Immediately after the conclusion of Saturday night’s FOX card at the Izod Center, UFC President Dana White has plans.
White grew up with boxing and worked in the sport before discovering mixed martial arts, so he never misses any of the big matches. He’s already mapped out how he’ll catch Floyd Mayweather’s bout with Miguel Cotto at the MGM Grand Garden Arena on the same night his promotion runs on network television from East Rutherford, N.J.
“Every time we do a FOX card, I’ll have the fight in my room in the back and I’ll go right back to watch,” White said.
Competition is a discussion point every time the UFC books a fight card on the same night as a boxing event. But White doesn’t see it that way.
Reminiscent to when they slotted their first FOX fight on the same night as Manny Pacquiao vs. Juan Manuel Marquez III, UFC officials see the two shows Saturday as mutually beneficial. Nate Diaz and Jim Miller will finish their lightweight, main event scrap well before Mayweather and Cotto make their grand entrances on the other end of the country.
Fans of combat sports can watch both events.
“Everybody works hard all week, Monday through Friday, and they have two days off,” White said. “You’ve got Friday night and Saturday night. You’ve got to do something big — take your girlfriend out, whatever it is. You have stuff to do. We compete with that every weekend. On a night when you can watch the free fights on FOX and you can tune in to Mayweather afterwards, more guys are going to stay home. There’s a lot more going on that night.”
The ratings from the first two UFC on FOX cards could help prove White’s point. UFC on FOX 2, which wasn’t held on the same night as a Mayweather or Pacquiao bout, peaked with 6 million viewers.
Sharing the evening of November 13, 2011, with Pacquiao garnered the inaugural UFC on FOX fight 8.8 million viewers. There are other factors for the difference of nearly 3 million viewers, of course, including the heavyweight title fight that headlined in November and the novelty of seeing MMA on network television for the first time.
But White believes some of the success came from the overlap in fans already in front of a television for boxing.
UFC fighters are simply thankful for the opportunity to fight in front of so many viewers. The UFC only eclipses 500,000 pay-per-view buys for a few events per year, meaning the millions of eyeballs on FOX puts MMA in a whole new sphere.
“It’s cool,” Diaz said. “FOX is a big deal. I get to fight on FOX television. It’s such a big show. With all this stuff going on, it’s great.”
At least one other competitor slated to make his FOX debut was unsure about the whole thing.

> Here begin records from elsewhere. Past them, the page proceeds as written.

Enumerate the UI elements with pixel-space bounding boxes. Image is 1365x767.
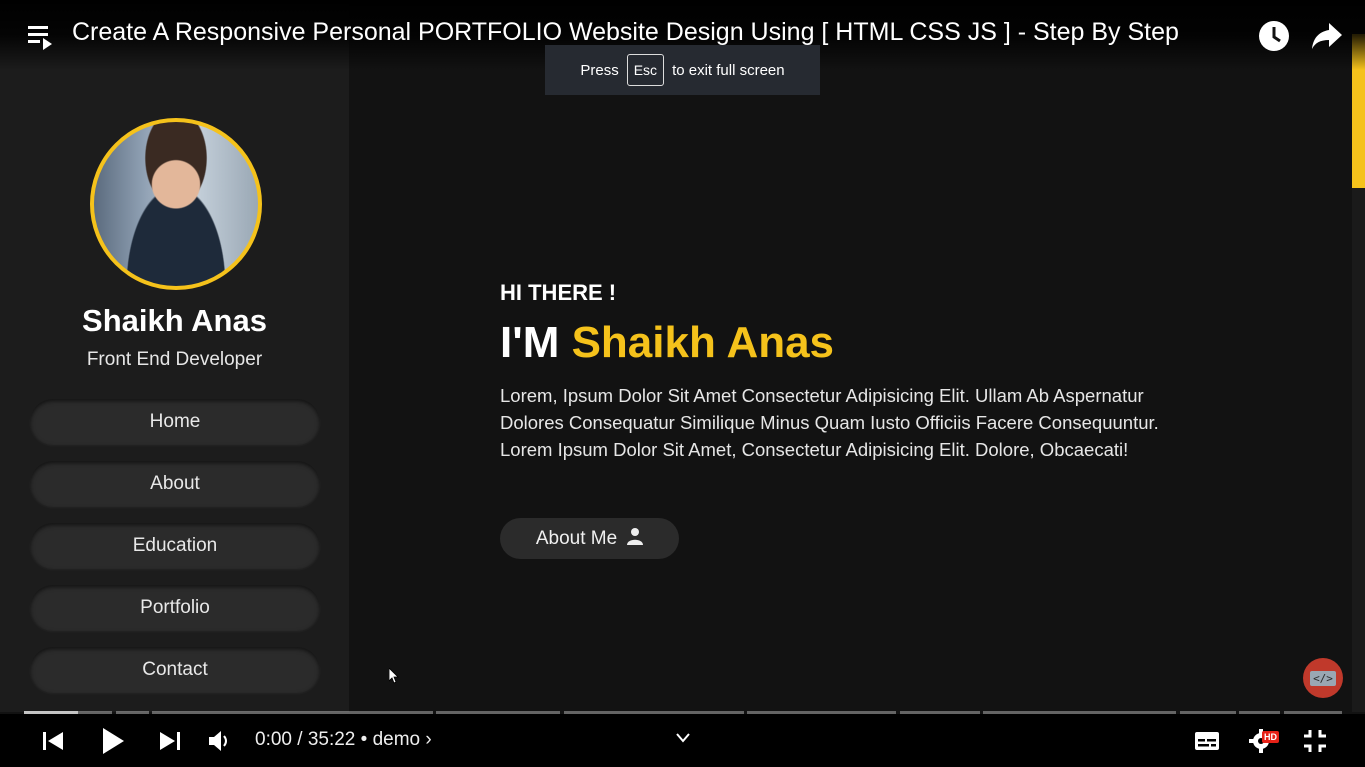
about-me-button[interactable]: About Me	[500, 518, 679, 559]
nav-item-education[interactable]: Education	[30, 523, 320, 569]
portfolio-sidebar: Shaikh Anas Front End Developer Home Abo…	[0, 0, 349, 712]
chevron-down-icon[interactable]	[672, 728, 694, 748]
hero-description: Lorem, Ipsum Dolor Sit Amet Consectetur …	[500, 385, 1159, 460]
time-elapsed-total: 0:00 / 35:22	[255, 729, 356, 750]
profile-name: Shaikh Anas	[82, 303, 267, 338]
page-scrollbar[interactable]	[1352, 34, 1365, 712]
watch-later-icon[interactable]	[1258, 20, 1290, 56]
fullscreen-toast: Press Esc to exit full screen	[545, 45, 820, 95]
profile-role: Front End Developer	[86, 349, 263, 370]
chapter-name[interactable]: demo	[373, 729, 421, 750]
subtitles-icon[interactable]	[1193, 729, 1221, 753]
toast-press: Press	[580, 61, 619, 79]
mouse-cursor-icon	[388, 667, 399, 688]
hero-greeting: HI THERE !	[500, 280, 617, 305]
code-toggle-button[interactable]: </>	[1303, 658, 1343, 698]
hero-section: HI THERE ! I'M Shaikh Anas Lorem, Ipsum …	[500, 280, 1200, 463]
playlist-icon[interactable]	[26, 22, 54, 54]
nav-item-home[interactable]: Home	[30, 399, 320, 445]
exit-fullscreen-icon[interactable]	[1302, 728, 1328, 754]
toast-esc-key: Esc	[626, 54, 665, 86]
code-icon: </>	[1310, 670, 1336, 686]
hero-prefix: I'M	[500, 318, 560, 367]
user-icon	[627, 527, 644, 551]
hero-headline: I'M Shaikh Anas	[500, 318, 1200, 368]
hd-badge: HD	[1262, 731, 1279, 743]
video-title[interactable]: Create A Responsive Personal PORTFOLIO W…	[72, 18, 1179, 47]
hero-highlight-name: Shaikh Anas	[571, 318, 835, 367]
chapter-chevron-icon[interactable]: ›	[425, 729, 431, 750]
about-me-label: About Me	[535, 527, 618, 549]
video-frame: Shaikh Anas Front End Developer Home Abo…	[0, 0, 1365, 767]
volume-icon[interactable]	[207, 729, 233, 753]
nav-item-portfolio[interactable]: Portfolio	[30, 585, 320, 631]
time-display: 0:00 / 35:22 • demo ›	[255, 729, 432, 751]
chapter-separator: •	[360, 729, 368, 750]
next-icon[interactable]	[157, 729, 183, 753]
nav-item-contact[interactable]: Contact	[30, 647, 320, 693]
share-icon[interactable]	[1311, 21, 1343, 55]
play-icon[interactable]	[99, 726, 127, 756]
previous-icon[interactable]	[40, 729, 66, 753]
nav-item-about[interactable]: About	[30, 461, 320, 507]
sidebar-nav: Home About Education Portfolio Contact	[30, 399, 320, 709]
profile-avatar	[90, 118, 262, 290]
toast-suffix: to exit full screen	[672, 61, 785, 79]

“I know it’s the national big channel, big network,” said Pat Barry, a heavyweight who faces Lavar Johnson on the card. “I hear what everyone else is saying about it, so I’m really excited to be on FOX. Can I tell you why I’m excited to be on FOX? No, I don’t really see how it impacts me.”
If Barry vs. Johnson lives up to its potential and thrills the audience, the numbers could illustrate the impact. People will change the channel to FOX if word spreads about an exciting fight, especially on social networking sites like Twitter.
The UFC saw the power of rapid word of mouth first-hand when its most significant fight of all time, “The Ultimate Fighter” 1 finale between Forrest Griffin and Stephan Bonnar at the Cox Pavilion, blew up live on Spike seven years ago.
With the number of eyes watching fights Saturday, a similar scenario could occur at UFC on FOX 3. That’s the advantage of holding a card on the same night as boxing.
“If you’re a fight fan,” White said, “it makes all the sense in the world to stay at home Saturday night.”